この本の出版により、加害者の男性は弁護士登録を抹消したようです。道義的には謝罪もせずに、悠悠と生きてきた加害者は赦せないと思うのがまともな人間の感情かと思いますが、法的には罪を償った加害者は、どこからも、非難を浴びたり、生活を乱されたりする筋合いはないのではないでしょうか。

冤罪で何十年も刑務所に入れられていたり、死刑になってしまった冤罪被害者に対して道義的責任など感じず、イラクに自衛隊を送ったけど、イラクで殺された罪も無い犠牲者に対して道義的責任すら感じず、遠い国の貧困の原因や紛争で命を落とす子供たちと引きかえに、自分たちの豊かな生活に成り立っているかもしれない、そんな道義的責任から目を逸らして自分の生活で精いっぱいの日々を送っている(ときにはお笑い番組で馬鹿笑いなどしている)自分を含めた多くの日本国民は、すでに加害者(人殺し)になっているかもしれないのです。

よっぽど自分が清廉潔白で、まったく穢れも無い人間かどうかよく考えてみたとしたら、この加害者の男性に偉そうなことはいえないと思うのです。。

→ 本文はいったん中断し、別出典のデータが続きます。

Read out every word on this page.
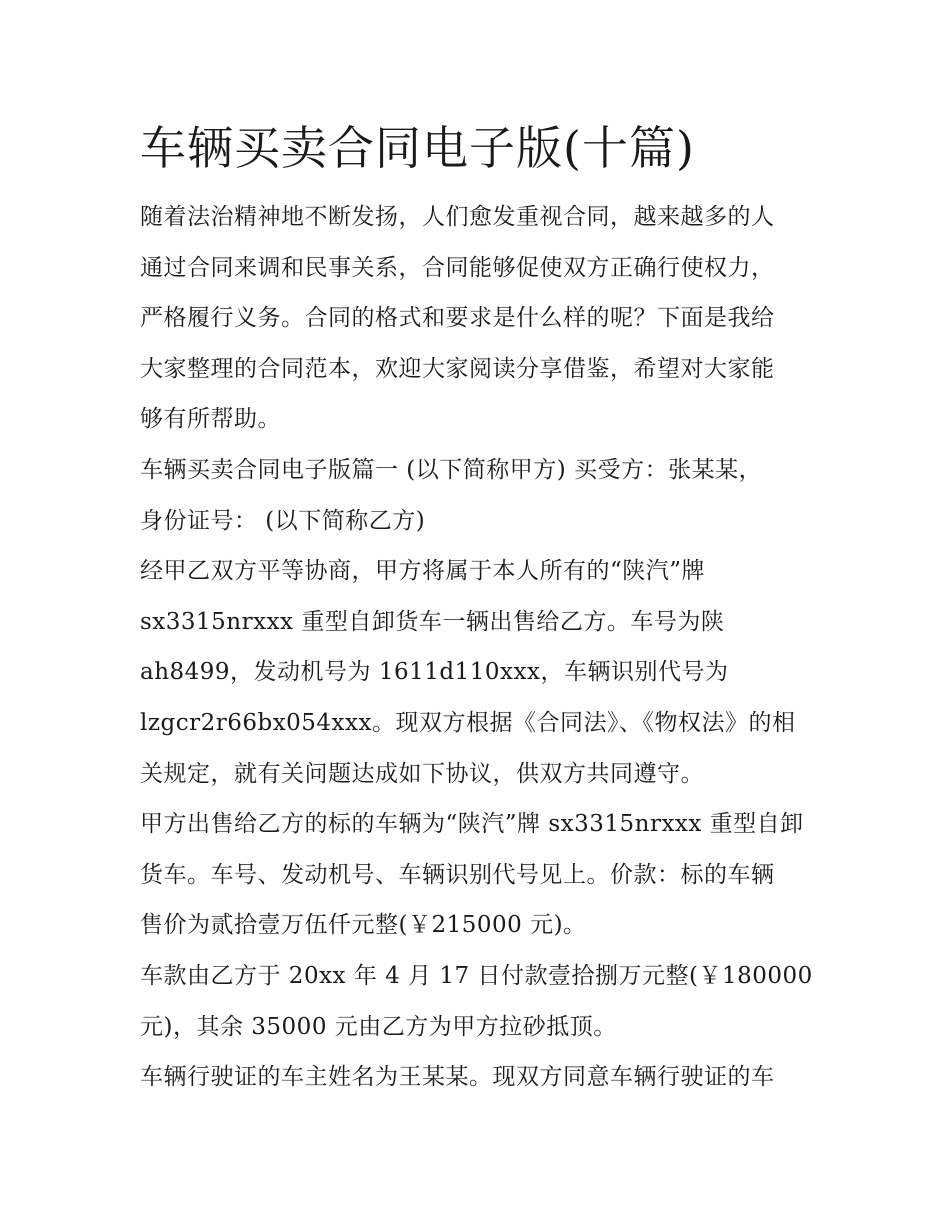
车辆买卖合同电子版(十篇)

随着法治精神地不断发扬，人们愈发重视合同，越来越多的人
通过合同来调和民事关系，合同能够促使双方正确行使权力，
严格履行义务。合同的格式和要求是什么样的呢？下面是我给
大家整理的合同范本，欢迎大家阅读分享借鉴，希望对大家能
够有所帮助。

车辆买卖合同电子版篇一 (以下简称甲方) 买受方：张某某，
身份证号： (以下简称乙方)

经甲乙双方平等协商，甲方将属于本人所有的“陕汽”牌
sx3315nrxxx 重型自卸货车一辆出售给乙方。车号为陕
ah8499，发动机号为 1611d110xxx，车辆识别代号为
lzgcr2r66bx054xxx。现双方根据《合同法》、《物权法》的相
关规定，就有关问题达成如下协议，供双方共同遵守。

甲方出售给乙方的标的车辆为“陕汽”牌 sx3315nrxxx 重型自卸
货车。车号、发动机号、车辆识别代号见上。价款：标的车辆
售价为贰拾壹万伍仟元整(￥215000 元)。

车款由乙方于 20xx 年 4 月 17 日付款壹拾捌万元整(￥180000
元)，其余 35000 元由乙方为甲方拉砂抵顶。

车辆行驶证的车主姓名为王某某。现双方同意车辆行驶证的车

この作品の作者は、別の意味で、この加害少年のまともな生活を破壊した、加害者になってしまったのではないでしょうか?

犯罪被害が理由だけではなく、事故でも、病気でも、自殺でも、大切な人の喪失は、残された家族や親しい人にとってのその後の人生に必ず暗い影を残します。もしも殺人の犯罪被害者の家族が、息子さんを自殺で亡くされた家族の方に「あなたは自殺だからましよ、わたしの息子は人に殺されたのよ」と言われたからといって、息子さんを自殺で失った家族の心は癒されるでしょうか。

遺族は、とくに、子供を失った親は、どのような理由が原因であったとしても、悲しみの深さに違いはないと思うのです。

本書を読んでも感じたのですが、被害者家族を、マスコミが追いかけたり、周囲の人間から、興味本位の目で見れたり、加害者が家族に与える被害よりも、二次被害こそがよほど問題なのではないでしょうか。

この二次被害を防ぐ、そういった法律こそ死刑や、厳罰化の論争よりも先に行うことが重要なのではないかと思いました。

厳罰だ、死刑だと大はしゃぎしていたら、自分や家族や友人が死刑台に立っていた、そんなことにならないように、もっと真剣に死刑や厳罰化について考えてみる必要があるのではないかと思いました。

なんだか、支離滅裂気味になってしまいましたが、本書を読んで、友人Sの意図とは逆に、ますます死刑廃止論を支持する気持ちが高まってきたように思えます。